Konutun ikame edilmeyen bir mal oluşu, devletin konuta müdahalesini mecburi kılmaktadır. Gelişmekte olan ülkelerde öngörülen önlemlere rağmen konut konusunda belirgin bir konut politikası belirlenememiştir. Alınan kararlar sorunun kaynağı yerine sonuçlarına odaklanmaktadır. Konut politikasında iyi bir planlamaya ihtiyaç vardır. Şu anda İstanbul 16 milyon bir nüfusa sahip ve 25 milyona gidecek bir görüntü oluşmuştur. Bu nereden bakarsanız bakın bir felakettir, dedi.
Daha sonra sözü alan Artaş Yönetim Kurulu Başkanı Süleyman Çetinsaya; 1960’lardan bu yana süregelen İstanbul’a göçler ve bunun getirdiği gecekondu yapılaşması, İstanbul’daki riski yapı ve dönüşüm sorunun ortaya çıkarıyor. Siyasilerin oy uğruna buna onay vermesi ile sorunun kaynağını oluşturdular. Ben bir parselde tam 230 gecekonduyu kaldırmak için 12 yıl uğraştım. Bunlar toprak sahibi değil ama hak sahibi olmuşlar.

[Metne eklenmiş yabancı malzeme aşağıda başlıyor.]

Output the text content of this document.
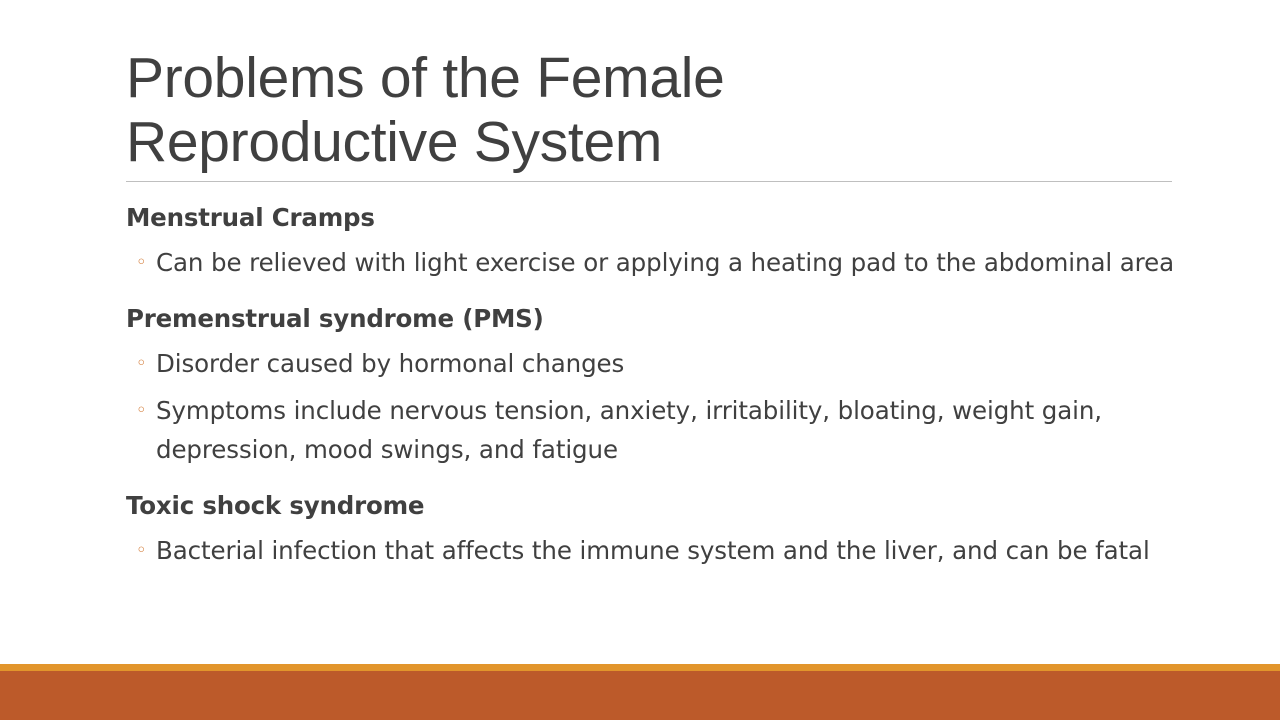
Problems of the Female
Reproductive System
Menstrual Cramps
◦ Can be relieved with light exercise or applying a heating pad to the abdominal area
Premenstrual syndrome (PMS)
◦ Disorder caused by hormonal changes
◦ Symptoms include nervous tension, anxiety, irritability, bloating, weight gain, depression, mood swings, and fatigue
Toxic shock syndrome
◦ Bacterial infection that affects the immune system and the liver, and can be fatal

Benim ne ömrüm var ki 12 yıl bir parseli dönüştürmek için çaba ve sermaye sarf edeyim. 12 yılda bir şirket batar.
Hayatta insan yeme içme, giyinme ve barınma temel ihtiyaçlarını oluşturuyor. Kaliteli ve depreme dayanıklı yapacağız. Benim sektörde geçen 30 yılıma güvenerek söylüyorum, yaptığım bir binada deprem nedeniyle bir hasar olsun, Boğaz Köprüsünden atlarım. Bu kadar iddialıyız. Maalesef üniversiteler ve bazı siyasiler, biz yatırımcıları rantçı ilan ediyor. Hiçbir arsada yüzde 50 den aşağı kat karşılığı oran göremiyoruz. Ortada bir rantçı varsa biz değiliz, arsa sahipleri rantçıdır. 1960’lardan itibaren düzgün bir planlama yapılsaydı bugün bu sorunlarla uğraşmazdık. Ülkemizdeki yapılan hataları biz 20 yılda dönüştürmeye çalışıyoruz, dedi.